Любуясь ее профилем, я все же пересмотрела свое отношение к поступку отца. Главное — это радость Матильды, спонсирование пансионата и все прочие блага, которые она заслужила. Ради ее счастья я даже готова потерпеть присутствие Круторогова на протяжении всех каникул.
Ближе к ночи мы подъехали к большому постоялому двору, который предназначался только для драконов и смертных, приглашенных драконами. Как оказалось, для нас там были подготовлены два номера, и мы обе озирались в роскошном холле, явно рассчитанном на презентабельную публику.
Поднявшись к себе, я быстро сменила наряд, и поспешила вниз, на ужин. Хотя нас потчевали весь день, мы изрядно проголодались, а, зная, как кормят драконов, я буквально глотала слюнки. Матильда встретила меня у лестницы, и мы вдвоем направились в ресторан. Это должен был быть отличный вечер, наполненный романтикой от путешествия и волнением перед столицей, если бы не одно «но»…
— Госпожа Стрелицкая! Право слово, какая встреча!
— Господин Круторогов! — Матильда отвесила такой глубокий поклон, будто едва в обморок не упала. — Позвольте выразить вам свое почтение и благодарность за поздравительное письмо.
Я тоже поклонилась, испытывая смесь смущения и раздражения. Даже не смог дождаться нас в столице, явился сюда, подстроив случайную встречу!

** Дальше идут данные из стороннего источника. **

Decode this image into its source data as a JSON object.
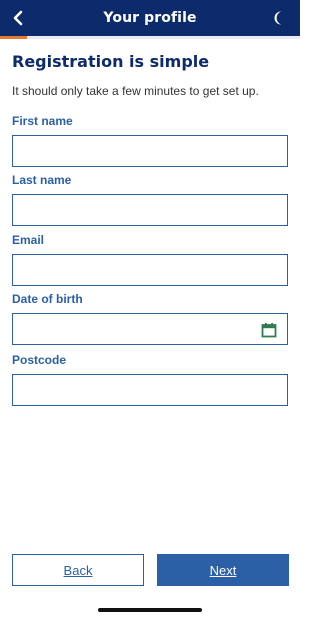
{
  "header": {
    "title": "Your profile",
    "back_icon": "chevron-left-icon",
    "theme_icon": "crescent-moon-icon",
    "progress_fraction": 0.09,
    "progress_color": "#e57b2d",
    "bar_color": "#0d2a6b"
  },
  "main": {
    "heading": "Registration is simple",
    "intro": "It should only take a few minutes to get set up."
  },
  "form": {
    "first_name": {
      "label": "First name",
      "value": ""
    },
    "last_name": {
      "label": "Last name",
      "value": ""
    },
    "email": {
      "label": "Email",
      "value": ""
    },
    "dob": {
      "label": "Date of birth",
      "value": "",
      "icon": "calendar-icon"
    },
    "postcode": {
      "label": "Postcode",
      "value": ""
    }
  },
  "buttons": {
    "back_label": "Back",
    "next_label": "Next"
  },
  "colors": {
    "accent": "#2b5fa6",
    "heading": "#0d2a6b",
    "calendar_icon": "#2e7d4f"
  }
}
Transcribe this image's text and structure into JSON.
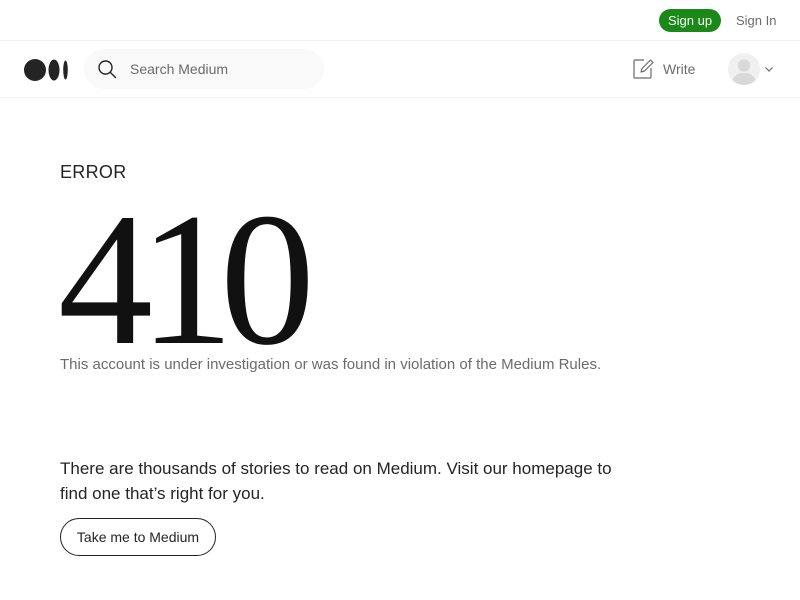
{
  "topbar": {
    "signup_label": "Sign up",
    "signin_label": "Sign In"
  },
  "navbar": {
    "logo_icon": "medium-logo-icon",
    "search": {
      "placeholder": "Search Medium",
      "value": ""
    },
    "write_label": "Write",
    "avatar_icon": "user-avatar-icon"
  },
  "error": {
    "label": "ERROR",
    "code": "410",
    "message": "This account is under investigation or was found in violation of the Medium Rules."
  },
  "promo": {
    "text": "There are thousands of stories to read on Medium. Visit our homepage to find one that’s right for you.",
    "button_label": "Take me to Medium"
  },
  "colors": {
    "signup_bg": "#1a8917",
    "text_primary": "#242424",
    "text_muted": "#6b6b6b",
    "search_bg": "#f9f9f9"
  }
}
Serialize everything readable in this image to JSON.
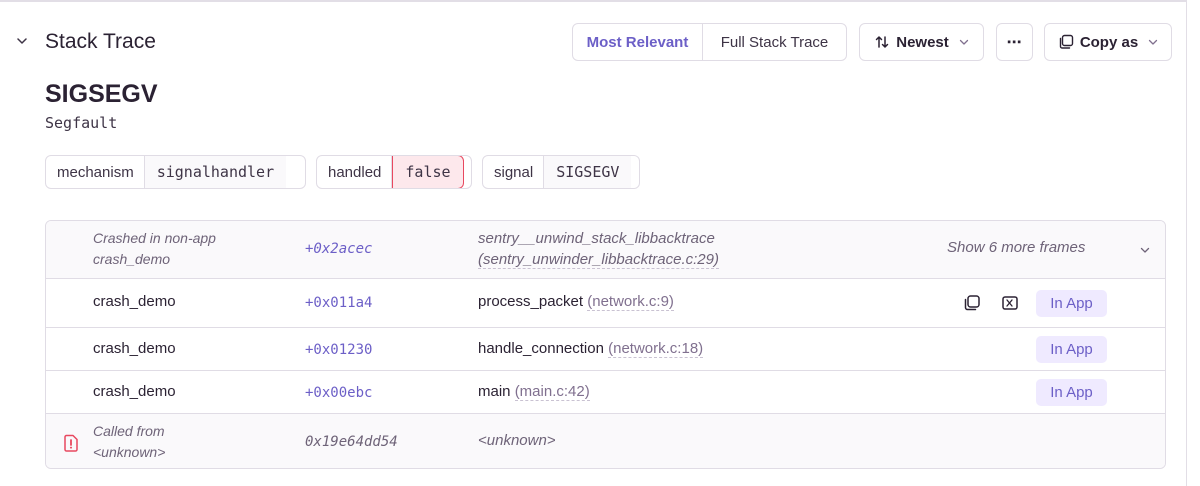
{
  "section": {
    "title": "Stack Trace",
    "collapse_icon": "chevron-down-icon"
  },
  "toolbar": {
    "view_options": [
      "Most Relevant",
      "Full Stack Trace"
    ],
    "active_view": "Most Relevant",
    "sort_label": "Newest",
    "sort_icon": "sort-arrows-icon",
    "more_label": "⋯",
    "copy_label": "Copy as",
    "copy_icon": "copy-icon",
    "dropdown_icon": "chevron-down-icon"
  },
  "exception": {
    "type": "SIGSEGV",
    "value": "Segfault"
  },
  "tags": [
    {
      "key": "mechanism",
      "value": "signalhandler"
    },
    {
      "key": "handled",
      "value": "false",
      "status": "danger"
    },
    {
      "key": "signal",
      "value": "SIGSEGV"
    }
  ],
  "frames": {
    "collapsed_row": {
      "label": "Crashed in non-app",
      "package": "crash_demo",
      "address": "+0x2acec",
      "function": "sentry__unwind_stack_libbacktrace",
      "location": "(sentry_unwinder_libbacktrace.c:29)",
      "show_more": "Show 6 more frames"
    },
    "rows": [
      {
        "package": "crash_demo",
        "address": "+0x011a4",
        "function": "process_packet",
        "location": "(network.c:9)",
        "badge": "In App"
      },
      {
        "package": "crash_demo",
        "address": "+0x01230",
        "function": "handle_connection",
        "location": "(network.c:18)",
        "badge": "In App"
      },
      {
        "package": "crash_demo",
        "address": "+0x00ebc",
        "function": "main",
        "location": "(main.c:42)",
        "badge": "In App"
      }
    ],
    "called_from": {
      "label": "Called from",
      "package": "<unknown>",
      "address": "0x19e64dd54",
      "function": "<unknown>"
    }
  },
  "colors": {
    "accent": "#6c5fc7",
    "accent_bg": "#efeaff",
    "danger": "#e8485f",
    "danger_bg": "#fde8ec",
    "border": "#e0dce5",
    "muted_text": "#6e6378"
  }
}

От переполнявших меня эмоций начали дрожать руки, и я сжала их со всей силы, до побелевших костяшек.
— Ну что вы, я весьма рад, что Комитет выбрал именно ваше учебное заведение! Я так понимаю, вы направляетесь в столицу, верно?
— Конечно, нас ожидает награждение…
Ужинали мы втроем. В основном отец разговаривал с опекуншей, пока она краснела и бледнела от осознания происходящего. Еще бы, ведь не каждый день выпадает шанс побеседовать со знатнейшим драконом в роскошном ресторане роскошного постоялого двора! Зато Артемий выглядел крайне довольным, и я понимала его ход мыслей: он наслаждался ужином в компании дочери и красивой женщины, пусть и смертной и совершенно посторонней, но все же. Глядя на его счастливейшую улыбку, мне даже стало совестно, что я не могу простить его, но мысли о несчастном детстве и многослойной лжи снова вернули мне боевой настрой. Ну уж нет, так просто он у меня прощения не получит!
Уткнувшись в тарелку, я не позволяла перехватить мой взгляд, и все ждала, когда он со мной заговорит, но Артемий не пытался вовлечь меня в разговор. Когда закончился ужин, он галантно сопроводил нас к лестнице, и отправился в мужской салон.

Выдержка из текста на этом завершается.